On 5/15/10 11:00, Walter Bright wrote:
Don wrote:
Walter Bright wrote:
Leandro Lucarella wrote:
I saw the patches, and having all hardcoded in the compiler doesn't
seems
like a good idea =/

I know the hardcoding is probably not the best, but I wanted to try
it out to see if it was a good feature before committing a lot of
work to it.

The alternative is to use some sort of configuration file for it. The
problem, though, is that the hints are for newbies, and newbies
probably aren't going to get a configuration file properly set up,
especially if there are multiple such files.

I think the only purpose of such a feature is to increase the chance
that a newbie's "hello world" compiles successfully. The importance of
that can't be underestimated, I think. First impressions matter.

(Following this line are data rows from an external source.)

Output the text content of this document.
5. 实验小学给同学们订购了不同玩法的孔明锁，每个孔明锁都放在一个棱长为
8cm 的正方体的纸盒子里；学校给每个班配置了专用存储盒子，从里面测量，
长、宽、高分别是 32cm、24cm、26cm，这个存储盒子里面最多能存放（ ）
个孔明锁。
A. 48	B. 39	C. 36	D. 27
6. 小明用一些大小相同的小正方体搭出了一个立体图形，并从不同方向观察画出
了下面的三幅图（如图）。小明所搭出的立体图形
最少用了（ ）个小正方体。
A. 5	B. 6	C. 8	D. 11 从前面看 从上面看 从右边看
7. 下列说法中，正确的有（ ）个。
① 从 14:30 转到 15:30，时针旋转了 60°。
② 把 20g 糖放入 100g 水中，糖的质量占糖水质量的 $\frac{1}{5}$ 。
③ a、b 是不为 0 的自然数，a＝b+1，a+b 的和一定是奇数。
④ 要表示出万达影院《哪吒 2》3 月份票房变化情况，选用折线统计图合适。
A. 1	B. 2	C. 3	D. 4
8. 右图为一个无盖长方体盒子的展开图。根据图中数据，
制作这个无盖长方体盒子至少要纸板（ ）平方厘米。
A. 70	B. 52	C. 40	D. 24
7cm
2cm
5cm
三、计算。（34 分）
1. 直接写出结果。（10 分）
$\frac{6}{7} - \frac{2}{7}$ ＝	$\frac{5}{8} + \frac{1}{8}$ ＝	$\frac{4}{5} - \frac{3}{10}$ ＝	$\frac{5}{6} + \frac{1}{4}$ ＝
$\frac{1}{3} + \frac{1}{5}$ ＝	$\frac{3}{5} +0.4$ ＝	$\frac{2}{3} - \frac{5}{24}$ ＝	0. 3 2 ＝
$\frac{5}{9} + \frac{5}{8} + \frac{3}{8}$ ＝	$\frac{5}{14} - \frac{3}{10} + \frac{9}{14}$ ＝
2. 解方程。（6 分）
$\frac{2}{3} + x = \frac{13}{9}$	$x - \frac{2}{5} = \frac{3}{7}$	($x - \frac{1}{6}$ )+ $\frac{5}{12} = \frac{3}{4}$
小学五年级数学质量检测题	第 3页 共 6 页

Yes, or at least have a to-the-point error message rather than just an
undefined identifier.

It's amazing how much information we take for granted. For example, I've
been trying to use Apple's xcode system. I find it hard to do the most
trivial things, like trying to figure out how to just start the thing.

Apple's web site isn't much better, it's got to be the most hard to read
site I've ever encountered. The text is a faint grey on white, of all
things, and the font is so poorly rendered my eyes turn red and painful
after a while reading it. I have to actually select the text in order to
read it. I find this astonishing, am I doing something wrong?

Looking at Apple's developer site and the API reference, for me the body of the text is black using firefox, some minor parts are in gray.

It won't render at all in Explorer.

The D web site is rather pedestrian, but at least it's easy on the eyes.